Ho sperato con tutta me stessa di poter ritornare nella bella Parigi prima che le giornate di sole che permettevano i concerti all’aperto finissero, ma le mie speranze furono vane e l’inverno arrivò prima di me a raggelare l’aria e a bagnare con le sue piogge insistenti le strade e i tetti della Ville Lumière. Ritornai al ponte, sconsolata, in un giorno di forte vento di metà dicembre per osservare l’asfalto vuoto dove posava il puntale del violoncello e dove quella musica che riempiva tutta l’aria era semplicemente assente, senza aver lasciato alcun segno del suo passaggio.
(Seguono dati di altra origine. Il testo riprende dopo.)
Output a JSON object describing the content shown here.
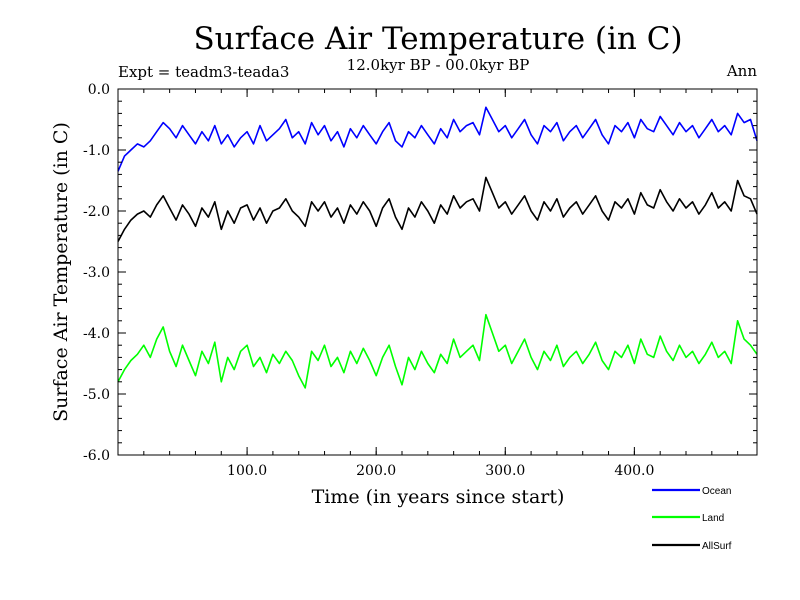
{
  "chart_data": {
    "type": "line",
    "title": "Surface Air Temperature (in C)",
    "subtitle_left": "Expt = teadm3-teada3",
    "subtitle_center": "12.0kyr BP - 00.0kyr BP",
    "subtitle_right": "Ann",
    "xlabel": "Time (in years since start)",
    "ylabel": "Surface Air Temperature (in C)",
    "xlim": [
      0,
      495
    ],
    "ylim": [
      -6.0,
      0.0
    ],
    "x_ticks": [
      {
        "value": 100,
        "label": "100.0"
      },
      {
        "value": 200,
        "label": "200.0"
      },
      {
        "value": 300,
        "label": "300.0"
      },
      {
        "value": 400,
        "label": "400.0"
      }
    ],
    "y_ticks": [
      {
        "value": 0,
        "label": "0.0"
      },
      {
        "value": -1,
        "label": "-1.0"
      },
      {
        "value": -2,
        "label": "-2.0"
      },
      {
        "value": -3,
        "label": "-3.0"
      },
      {
        "value": -4,
        "label": "-4.0"
      },
      {
        "value": -5,
        "label": "-5.0"
      },
      {
        "value": -6,
        "label": "-6.0"
      }
    ],
    "grid": false,
    "legend_position": "bottom-right",
    "series": [
      {
        "name": "Ocean",
        "color": "#0000ff",
        "x": [
          0,
          5,
          10,
          15,
          20,
          25,
          30,
          35,
          40,
          45,
          50,
          55,
          60,
          65,
          70,
          75,
          80,
          85,
          90,
          95,
          100,
          105,
          110,
          115,
          120,
          125,
          130,
          135,
          140,
          145,
          150,
          155,
          160,
          165,
          170,
          175,
          180,
          185,
          190,
          195,
          200,
          205,
          210,
          215,
          220,
          225,
          230,
          235,
          240,
          245,
          250,
          255,
          260,
          265,
          270,
          275,
          280,
          285,
          290,
          295,
          300,
          305,
          310,
          315,
          320,
          325,
          330,
          335,
          340,
          345,
          350,
          355,
          360,
          365,
          370,
          375,
          380,
          385,
          390,
          395,
          400,
          405,
          410,
          415,
          420,
          425,
          430,
          435,
          440,
          445,
          450,
          455,
          460,
          465,
          470,
          475,
          480,
          485,
          490,
          495
        ],
        "values": [
          -1.35,
          -1.1,
          -1.0,
          -0.9,
          -0.95,
          -0.85,
          -0.7,
          -0.55,
          -0.65,
          -0.8,
          -0.6,
          -0.75,
          -0.9,
          -0.7,
          -0.85,
          -0.6,
          -0.9,
          -0.75,
          -0.95,
          -0.8,
          -0.7,
          -0.9,
          -0.6,
          -0.85,
          -0.75,
          -0.65,
          -0.5,
          -0.8,
          -0.7,
          -0.9,
          -0.55,
          -0.75,
          -0.6,
          -0.85,
          -0.7,
          -0.95,
          -0.65,
          -0.8,
          -0.6,
          -0.75,
          -0.9,
          -0.7,
          -0.55,
          -0.85,
          -0.95,
          -0.7,
          -0.8,
          -0.6,
          -0.75,
          -0.9,
          -0.65,
          -0.8,
          -0.5,
          -0.7,
          -0.6,
          -0.55,
          -0.75,
          -0.3,
          -0.5,
          -0.7,
          -0.6,
          -0.8,
          -0.65,
          -0.5,
          -0.75,
          -0.9,
          -0.6,
          -0.7,
          -0.55,
          -0.85,
          -0.7,
          -0.6,
          -0.8,
          -0.65,
          -0.5,
          -0.75,
          -0.9,
          -0.6,
          -0.7,
          -0.55,
          -0.8,
          -0.5,
          -0.65,
          -0.7,
          -0.45,
          -0.6,
          -0.75,
          -0.55,
          -0.7,
          -0.6,
          -0.8,
          -0.65,
          -0.5,
          -0.7,
          -0.6,
          -0.75,
          -0.4,
          -0.55,
          -0.5,
          -0.85
        ]
      },
      {
        "name": "Land",
        "color": "#00ff00",
        "x": [
          0,
          5,
          10,
          15,
          20,
          25,
          30,
          35,
          40,
          45,
          50,
          55,
          60,
          65,
          70,
          75,
          80,
          85,
          90,
          95,
          100,
          105,
          110,
          115,
          120,
          125,
          130,
          135,
          140,
          145,
          150,
          155,
          160,
          165,
          170,
          175,
          180,
          185,
          190,
          195,
          200,
          205,
          210,
          215,
          220,
          225,
          230,
          235,
          240,
          245,
          250,
          255,
          260,
          265,
          270,
          275,
          280,
          285,
          290,
          295,
          300,
          305,
          310,
          315,
          320,
          325,
          330,
          335,
          340,
          345,
          350,
          355,
          360,
          365,
          370,
          375,
          380,
          385,
          390,
          395,
          400,
          405,
          410,
          415,
          420,
          425,
          430,
          435,
          440,
          445,
          450,
          455,
          460,
          465,
          470,
          475,
          480,
          485,
          490,
          495
        ],
        "values": [
          -4.8,
          -4.6,
          -4.45,
          -4.35,
          -4.2,
          -4.4,
          -4.1,
          -3.9,
          -4.3,
          -4.55,
          -4.2,
          -4.45,
          -4.7,
          -4.3,
          -4.5,
          -4.15,
          -4.8,
          -4.4,
          -4.6,
          -4.3,
          -4.2,
          -4.55,
          -4.4,
          -4.65,
          -4.35,
          -4.5,
          -4.3,
          -4.45,
          -4.7,
          -4.9,
          -4.3,
          -4.45,
          -4.2,
          -4.55,
          -4.4,
          -4.65,
          -4.3,
          -4.5,
          -4.25,
          -4.45,
          -4.7,
          -4.4,
          -4.2,
          -4.55,
          -4.85,
          -4.4,
          -4.6,
          -4.3,
          -4.5,
          -4.65,
          -4.35,
          -4.5,
          -4.1,
          -4.4,
          -4.3,
          -4.2,
          -4.45,
          -3.7,
          -4.0,
          -4.3,
          -4.2,
          -4.5,
          -4.3,
          -4.1,
          -4.4,
          -4.6,
          -4.3,
          -4.45,
          -4.2,
          -4.55,
          -4.4,
          -4.3,
          -4.5,
          -4.35,
          -4.15,
          -4.45,
          -4.6,
          -4.3,
          -4.4,
          -4.2,
          -4.5,
          -4.1,
          -4.35,
          -4.4,
          -4.05,
          -4.3,
          -4.45,
          -4.2,
          -4.4,
          -4.3,
          -4.5,
          -4.35,
          -4.15,
          -4.4,
          -4.3,
          -4.5,
          -3.8,
          -4.1,
          -4.2,
          -4.35
        ]
      },
      {
        "name": "AllSurf",
        "color": "#000000",
        "x": [
          0,
          5,
          10,
          15,
          20,
          25,
          30,
          35,
          40,
          45,
          50,
          55,
          60,
          65,
          70,
          75,
          80,
          85,
          90,
          95,
          100,
          105,
          110,
          115,
          120,
          125,
          130,
          135,
          140,
          145,
          150,
          155,
          160,
          165,
          170,
          175,
          180,
          185,
          190,
          195,
          200,
          205,
          210,
          215,
          220,
          225,
          230,
          235,
          240,
          245,
          250,
          255,
          260,
          265,
          270,
          275,
          280,
          285,
          290,
          295,
          300,
          305,
          310,
          315,
          320,
          325,
          330,
          335,
          340,
          345,
          350,
          355,
          360,
          365,
          370,
          375,
          380,
          385,
          390,
          395,
          400,
          405,
          410,
          415,
          420,
          425,
          430,
          435,
          440,
          445,
          450,
          455,
          460,
          465,
          470,
          475,
          480,
          485,
          490,
          495
        ],
        "values": [
          -2.5,
          -2.3,
          -2.15,
          -2.05,
          -2.0,
          -2.1,
          -1.9,
          -1.75,
          -1.95,
          -2.15,
          -1.9,
          -2.05,
          -2.25,
          -1.95,
          -2.1,
          -1.85,
          -2.3,
          -2.0,
          -2.2,
          -1.95,
          -1.9,
          -2.15,
          -1.95,
          -2.2,
          -2.0,
          -1.95,
          -1.8,
          -2.0,
          -2.1,
          -2.25,
          -1.85,
          -2.0,
          -1.85,
          -2.1,
          -1.95,
          -2.2,
          -1.9,
          -2.05,
          -1.85,
          -2.0,
          -2.25,
          -1.95,
          -1.8,
          -2.1,
          -2.3,
          -1.95,
          -2.1,
          -1.85,
          -2.0,
          -2.2,
          -1.9,
          -2.05,
          -1.75,
          -1.95,
          -1.85,
          -1.8,
          -2.0,
          -1.45,
          -1.7,
          -1.95,
          -1.85,
          -2.05,
          -1.9,
          -1.75,
          -2.0,
          -2.15,
          -1.85,
          -2.0,
          -1.8,
          -2.1,
          -1.95,
          -1.85,
          -2.05,
          -1.9,
          -1.75,
          -2.0,
          -2.15,
          -1.85,
          -1.95,
          -1.8,
          -2.05,
          -1.7,
          -1.9,
          -1.95,
          -1.65,
          -1.85,
          -2.0,
          -1.8,
          -1.95,
          -1.85,
          -2.05,
          -1.9,
          -1.7,
          -1.95,
          -1.85,
          -2.0,
          -1.5,
          -1.75,
          -1.8,
          -2.05
        ]
      }
    ]
  }
}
L’inverno mi sembrava più lungo del previsto, ed era soltanto a metà del suo ostile percorso. Per compensare a quell’aridità desertica che mi era rimasta in fondo all’anima passavo lunghe, lunghissime ore intenta nell’ascolto della musica che ricordavo di avergli sentito suonare o che immaginavo potesse eseguire lì, o lontano non sapevo quanto, ma dove io non potevo di certo sentirlo.
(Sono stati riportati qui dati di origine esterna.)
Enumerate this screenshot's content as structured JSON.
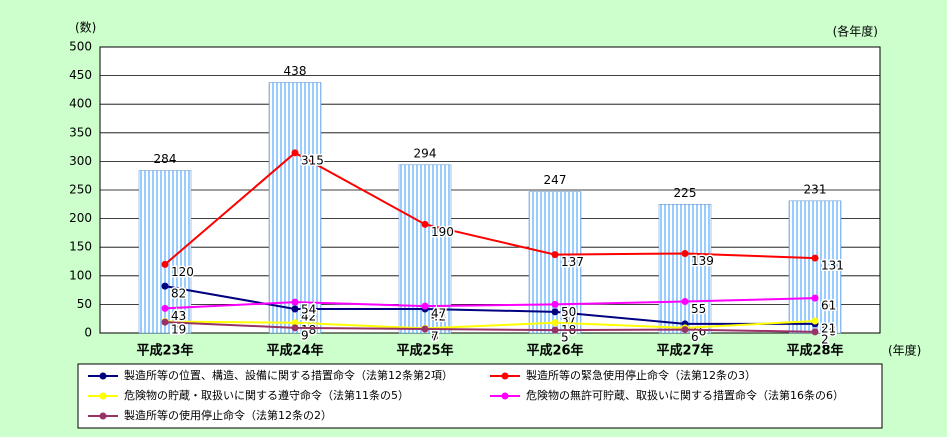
{
  "chart_data": {
    "type": "bar-line",
    "y_unit_label": "(数)",
    "period_note": "(各年度)",
    "x_unit_label": "(年度)",
    "categories": [
      "平成23年",
      "平成24年",
      "平成25年",
      "平成26年",
      "平成27年",
      "平成28年"
    ],
    "bars": {
      "color": "#99ccff",
      "values": [
        284,
        438,
        294,
        247,
        225,
        231
      ]
    },
    "series": [
      {
        "name": "製造所等の位置、構造、設備に関する措置命令（法第12条第2項）",
        "color": "#000080",
        "values": [
          82,
          42,
          42,
          37,
          16,
          16
        ]
      },
      {
        "name": "製造所等の緊急使用停止命令（法第12条の3）",
        "color": "#ff0000",
        "values": [
          120,
          315,
          190,
          137,
          139,
          131
        ]
      },
      {
        "name": "危険物の貯蔵・取扱いに関する遵守命令（法第11条の5）",
        "color": "#ffff00",
        "values": [
          20,
          18,
          8,
          18,
          9,
          21
        ]
      },
      {
        "name": "危険物の無許可貯蔵、取扱いに関する措置命令（法第16条の6）",
        "color": "#ff00ff",
        "values": [
          43,
          54,
          47,
          50,
          55,
          61
        ]
      },
      {
        "name": "製造所等の使用停止命令（法第12条の2）",
        "color": "#993366",
        "values": [
          19,
          9,
          7,
          5,
          6,
          2
        ]
      }
    ],
    "ylim": [
      0,
      500
    ],
    "yticks": [
      0,
      50,
      100,
      150,
      200,
      250,
      300,
      350,
      400,
      450,
      500
    ],
    "grid": true
  }
}
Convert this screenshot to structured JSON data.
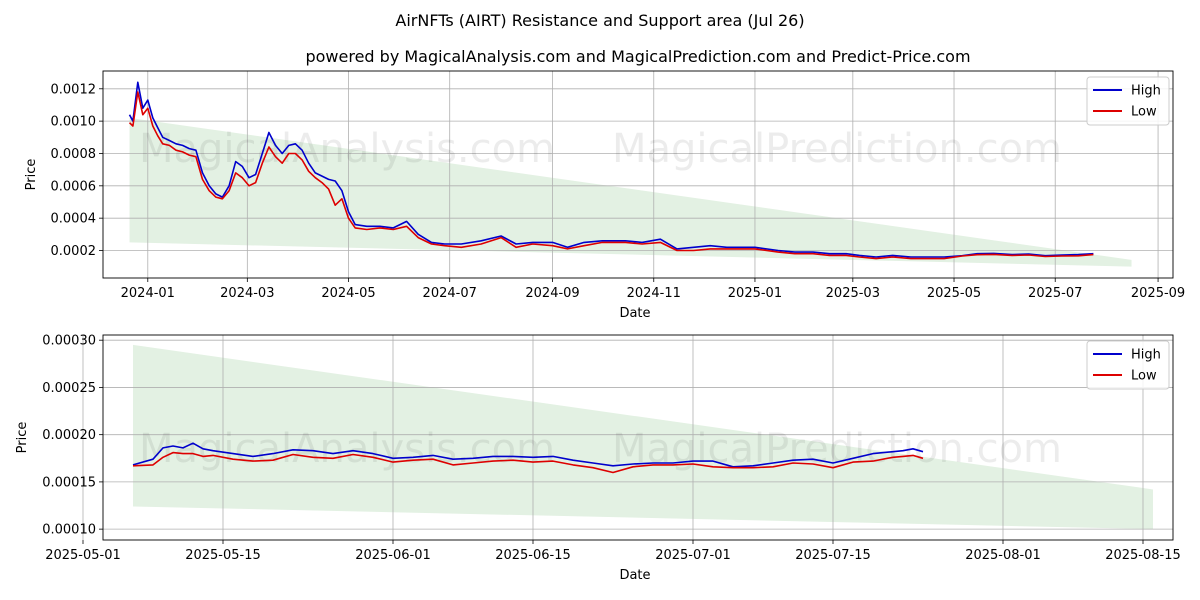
{
  "title": "AirNFTs (AIRT) Resistance and Support area (Jul 26)",
  "subtitle": "powered by MagicalAnalysis.com and MagicalPrediction.com and Predict-Price.com",
  "watermarks": [
    "MagicalAnalysis.com",
    "MagicalPrediction.com"
  ],
  "colors": {
    "high": "#0000cc",
    "low": "#dd0000",
    "band": "#e3f1e3",
    "grid": "#b0b0b0"
  },
  "chart_data": [
    {
      "type": "line",
      "xlabel": "Date",
      "ylabel": "Price",
      "grid": true,
      "legend": "top-right",
      "xlim": [
        "2023-12-05",
        "2025-09-10"
      ],
      "ylim": [
        3e-05,
        0.00131
      ],
      "xticks": [
        "2024-01",
        "2024-03",
        "2024-05",
        "2024-07",
        "2024-09",
        "2024-11",
        "2025-01",
        "2025-03",
        "2025-05",
        "2025-07",
        "2025-09"
      ],
      "xtick_labels": [
        "2024-01",
        "2024-03",
        "2024-05",
        "2024-07",
        "2024-09",
        "2024-11",
        "2025-01",
        "2025-03",
        "2025-05",
        "2025-07",
        "2025-09"
      ],
      "yticks": [
        0.0002,
        0.0004,
        0.0006,
        0.0008,
        0.001,
        0.0012
      ],
      "ytick_labels": [
        "0.0002",
        "0.0004",
        "0.0006",
        "0.0008",
        "0.0010",
        "0.0012"
      ],
      "band": {
        "x": [
          "2023-12-21",
          "2025-08-16"
        ],
        "upper": [
          0.00102,
          0.000142
        ],
        "lower": [
          0.00025,
          0.0001
        ]
      },
      "series": [
        {
          "name": "High",
          "x": [
            "2023-12-21",
            "2023-12-23",
            "2023-12-26",
            "2023-12-29",
            "2024-01-01",
            "2024-01-04",
            "2024-01-07",
            "2024-01-10",
            "2024-01-14",
            "2024-01-18",
            "2024-01-22",
            "2024-01-26",
            "2024-01-30",
            "2024-02-03",
            "2024-02-07",
            "2024-02-11",
            "2024-02-15",
            "2024-02-19",
            "2024-02-23",
            "2024-02-27",
            "2024-03-02",
            "2024-03-06",
            "2024-03-10",
            "2024-03-14",
            "2024-03-18",
            "2024-03-22",
            "2024-03-26",
            "2024-03-30",
            "2024-04-03",
            "2024-04-07",
            "2024-04-11",
            "2024-04-15",
            "2024-04-19",
            "2024-04-23",
            "2024-04-27",
            "2024-05-01",
            "2024-05-05",
            "2024-05-12",
            "2024-05-20",
            "2024-05-28",
            "2024-06-05",
            "2024-06-12",
            "2024-06-20",
            "2024-06-28",
            "2024-07-08",
            "2024-07-20",
            "2024-08-01",
            "2024-08-10",
            "2024-08-20",
            "2024-09-01",
            "2024-09-10",
            "2024-09-20",
            "2024-10-01",
            "2024-10-15",
            "2024-10-25",
            "2024-11-05",
            "2024-11-15",
            "2024-11-25",
            "2024-12-05",
            "2024-12-15",
            "2025-01-01",
            "2025-01-15",
            "2025-01-25",
            "2025-02-05",
            "2025-02-15",
            "2025-02-25",
            "2025-03-05",
            "2025-03-15",
            "2025-03-25",
            "2025-04-05",
            "2025-04-15",
            "2025-04-25",
            "2025-05-06",
            "2025-05-15",
            "2025-05-25",
            "2025-06-05",
            "2025-06-15",
            "2025-06-25",
            "2025-07-05",
            "2025-07-15",
            "2025-07-24"
          ],
          "values": [
            0.00104,
            0.001,
            0.00124,
            0.00108,
            0.00113,
            0.00102,
            0.00096,
            0.0009,
            0.00088,
            0.00086,
            0.00085,
            0.00083,
            0.00082,
            0.00068,
            0.0006,
            0.00055,
            0.00053,
            0.0006,
            0.00075,
            0.00072,
            0.00065,
            0.00067,
            0.0008,
            0.00093,
            0.00085,
            0.0008,
            0.00085,
            0.00086,
            0.00082,
            0.00074,
            0.00068,
            0.00066,
            0.00064,
            0.00063,
            0.00057,
            0.00044,
            0.00036,
            0.00035,
            0.00035,
            0.00034,
            0.00038,
            0.0003,
            0.00025,
            0.00024,
            0.00024,
            0.00026,
            0.00029,
            0.00024,
            0.00025,
            0.00025,
            0.00022,
            0.00025,
            0.00026,
            0.00026,
            0.00025,
            0.00027,
            0.00021,
            0.00022,
            0.00023,
            0.00022,
            0.00022,
            0.0002,
            0.00019,
            0.00019,
            0.00018,
            0.00018,
            0.00017,
            0.00016,
            0.00017,
            0.00016,
            0.00016,
            0.00016,
            0.000168,
            0.00018,
            0.000182,
            0.000175,
            0.000178,
            0.000168,
            0.000172,
            0.000175,
            0.00018
          ]
        },
        {
          "name": "Low",
          "x": [
            "2023-12-21",
            "2023-12-23",
            "2023-12-26",
            "2023-12-29",
            "2024-01-01",
            "2024-01-04",
            "2024-01-07",
            "2024-01-10",
            "2024-01-14",
            "2024-01-18",
            "2024-01-22",
            "2024-01-26",
            "2024-01-30",
            "2024-02-03",
            "2024-02-07",
            "2024-02-11",
            "2024-02-15",
            "2024-02-19",
            "2024-02-23",
            "2024-02-27",
            "2024-03-02",
            "2024-03-06",
            "2024-03-10",
            "2024-03-14",
            "2024-03-18",
            "2024-03-22",
            "2024-03-26",
            "2024-03-30",
            "2024-04-03",
            "2024-04-07",
            "2024-04-11",
            "2024-04-15",
            "2024-04-19",
            "2024-04-23",
            "2024-04-27",
            "2024-05-01",
            "2024-05-05",
            "2024-05-12",
            "2024-05-20",
            "2024-05-28",
            "2024-06-05",
            "2024-06-12",
            "2024-06-20",
            "2024-06-28",
            "2024-07-08",
            "2024-07-20",
            "2024-08-01",
            "2024-08-10",
            "2024-08-20",
            "2024-09-01",
            "2024-09-10",
            "2024-09-20",
            "2024-10-01",
            "2024-10-15",
            "2024-10-25",
            "2024-11-05",
            "2024-11-15",
            "2024-11-25",
            "2024-12-05",
            "2024-12-15",
            "2025-01-01",
            "2025-01-15",
            "2025-01-25",
            "2025-02-05",
            "2025-02-15",
            "2025-02-25",
            "2025-03-05",
            "2025-03-15",
            "2025-03-25",
            "2025-04-05",
            "2025-04-15",
            "2025-04-25",
            "2025-05-06",
            "2025-05-15",
            "2025-05-25",
            "2025-06-05",
            "2025-06-15",
            "2025-06-25",
            "2025-07-05",
            "2025-07-15",
            "2025-07-24"
          ],
          "values": [
            0.00099,
            0.00097,
            0.00118,
            0.00104,
            0.00108,
            0.00097,
            0.00091,
            0.00086,
            0.00085,
            0.00082,
            0.00081,
            0.00079,
            0.00078,
            0.00064,
            0.00057,
            0.00053,
            0.00052,
            0.00057,
            0.00068,
            0.00065,
            0.0006,
            0.00062,
            0.00074,
            0.00084,
            0.00078,
            0.00074,
            0.0008,
            0.0008,
            0.00076,
            0.00069,
            0.00065,
            0.00062,
            0.00058,
            0.00048,
            0.00052,
            0.0004,
            0.00034,
            0.00033,
            0.00034,
            0.00033,
            0.00035,
            0.00028,
            0.00024,
            0.00023,
            0.00022,
            0.00024,
            0.00028,
            0.00022,
            0.00024,
            0.00023,
            0.00021,
            0.00023,
            0.00025,
            0.00025,
            0.00024,
            0.00025,
            0.0002,
            0.0002,
            0.00021,
            0.00021,
            0.00021,
            0.00019,
            0.00018,
            0.00018,
            0.00017,
            0.00017,
            0.00016,
            0.00015,
            0.00016,
            0.00015,
            0.00015,
            0.00015,
            0.000166,
            0.000174,
            0.000176,
            0.00017,
            0.000172,
            0.000163,
            0.000166,
            0.000167,
            0.000175
          ]
        }
      ]
    },
    {
      "type": "line",
      "xlabel": "Date",
      "ylabel": "Price",
      "grid": true,
      "legend": "top-right",
      "xlim": [
        "2025-05-03",
        "2025-08-18"
      ],
      "ylim": [
        8.85e-05,
        0.0003055
      ],
      "xticks": [
        "2025-05-01",
        "2025-05-15",
        "2025-06-01",
        "2025-06-15",
        "2025-07-01",
        "2025-07-15",
        "2025-08-01",
        "2025-08-15"
      ],
      "xtick_labels": [
        "2025-05-01",
        "2025-05-15",
        "2025-06-01",
        "2025-06-15",
        "2025-07-01",
        "2025-07-15",
        "2025-08-01",
        "2025-08-15"
      ],
      "yticks": [
        0.0001,
        0.00015,
        0.0002,
        0.00025,
        0.0003
      ],
      "ytick_labels": [
        "0.00010",
        "0.00015",
        "0.00020",
        "0.00025",
        "0.00030"
      ],
      "band": {
        "x": [
          "2025-05-06",
          "2025-08-16"
        ],
        "upper": [
          0.000295,
          0.000142
        ],
        "lower": [
          0.000124,
          0.0001
        ]
      },
      "series": [
        {
          "name": "High",
          "x": [
            "2025-05-06",
            "2025-05-08",
            "2025-05-09",
            "2025-05-10",
            "2025-05-11",
            "2025-05-12",
            "2025-05-13",
            "2025-05-14",
            "2025-05-16",
            "2025-05-18",
            "2025-05-20",
            "2025-05-22",
            "2025-05-24",
            "2025-05-26",
            "2025-05-28",
            "2025-05-30",
            "2025-06-01",
            "2025-06-03",
            "2025-06-05",
            "2025-06-07",
            "2025-06-09",
            "2025-06-11",
            "2025-06-13",
            "2025-06-15",
            "2025-06-17",
            "2025-06-19",
            "2025-06-21",
            "2025-06-23",
            "2025-06-25",
            "2025-06-27",
            "2025-06-29",
            "2025-07-01",
            "2025-07-03",
            "2025-07-05",
            "2025-07-07",
            "2025-07-09",
            "2025-07-11",
            "2025-07-13",
            "2025-07-15",
            "2025-07-17",
            "2025-07-19",
            "2025-07-21",
            "2025-07-22",
            "2025-07-23",
            "2025-07-24"
          ],
          "values": [
            0.000168,
            0.000174,
            0.000186,
            0.000188,
            0.000186,
            0.000191,
            0.000185,
            0.000183,
            0.00018,
            0.000177,
            0.00018,
            0.000184,
            0.000183,
            0.00018,
            0.000183,
            0.00018,
            0.000175,
            0.000176,
            0.000178,
            0.000174,
            0.000175,
            0.000177,
            0.000177,
            0.000176,
            0.000177,
            0.000173,
            0.00017,
            0.000167,
            0.000169,
            0.00017,
            0.00017,
            0.000172,
            0.000172,
            0.000166,
            0.000167,
            0.00017,
            0.000173,
            0.000174,
            0.00017,
            0.000175,
            0.00018,
            0.000182,
            0.000183,
            0.000185,
            0.000182
          ]
        },
        {
          "name": "Low",
          "x": [
            "2025-05-06",
            "2025-05-08",
            "2025-05-09",
            "2025-05-10",
            "2025-05-11",
            "2025-05-12",
            "2025-05-13",
            "2025-05-14",
            "2025-05-16",
            "2025-05-18",
            "2025-05-20",
            "2025-05-22",
            "2025-05-24",
            "2025-05-26",
            "2025-05-28",
            "2025-05-30",
            "2025-06-01",
            "2025-06-03",
            "2025-06-05",
            "2025-06-07",
            "2025-06-09",
            "2025-06-11",
            "2025-06-13",
            "2025-06-15",
            "2025-06-17",
            "2025-06-19",
            "2025-06-21",
            "2025-06-23",
            "2025-06-25",
            "2025-06-27",
            "2025-06-29",
            "2025-07-01",
            "2025-07-03",
            "2025-07-05",
            "2025-07-07",
            "2025-07-09",
            "2025-07-11",
            "2025-07-13",
            "2025-07-15",
            "2025-07-17",
            "2025-07-19",
            "2025-07-21",
            "2025-07-22",
            "2025-07-23",
            "2025-07-24"
          ],
          "values": [
            0.000167,
            0.000168,
            0.000176,
            0.000181,
            0.00018,
            0.00018,
            0.000177,
            0.000178,
            0.000174,
            0.000172,
            0.000173,
            0.000179,
            0.000176,
            0.000175,
            0.000179,
            0.000176,
            0.000171,
            0.000173,
            0.000174,
            0.000168,
            0.00017,
            0.000172,
            0.000173,
            0.000171,
            0.000172,
            0.000168,
            0.000165,
            0.00016,
            0.000166,
            0.000168,
            0.000168,
            0.000169,
            0.000166,
            0.000165,
            0.000165,
            0.000166,
            0.00017,
            0.000169,
            0.000165,
            0.000171,
            0.000172,
            0.000176,
            0.000177,
            0.000178,
            0.000175
          ]
        }
      ]
    }
  ]
}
La consapevolezza di aver abbandonato la Musica ritornò a pesarmi come un macigno sulle spalle, forse più forte di quanto non aveva mai fatto, e a poco serviva imparare a memoria paroloni e nomi di autori e opere, a poco serviva allenare incessantemente l’orecchio nell’ascolto e nella conoscenza della musica classica: tutto ciò che rimaneva sui palmi delle mie mani e in fondo al cuore era un penoso e angosciante senso di impotenza, la gioia e l’estasi nelle quali mi lasciavo trasportare durante l’ascolto sfumavano ben presto in un logorante tormento, nel dolore nostalgico dell’esiliato scacciato e tenuto alla larga dalla propria patria.
Sognavo di liberare la voce nelle arie più patetiche o energiche, di muovere le dita incessantemente sulle corde o sui tasti di diversi strumenti e di sentirne le vibrazioni fin nei meandri più profondi e nascosti della carne, ma la mia inettitudine bloccava quella voglia di liberare l’anima nel suo grido primordiale di identità, e tutto ciò che rimaneva era il peso del silenzio imposto, castrante, la mia incapacità di far musica."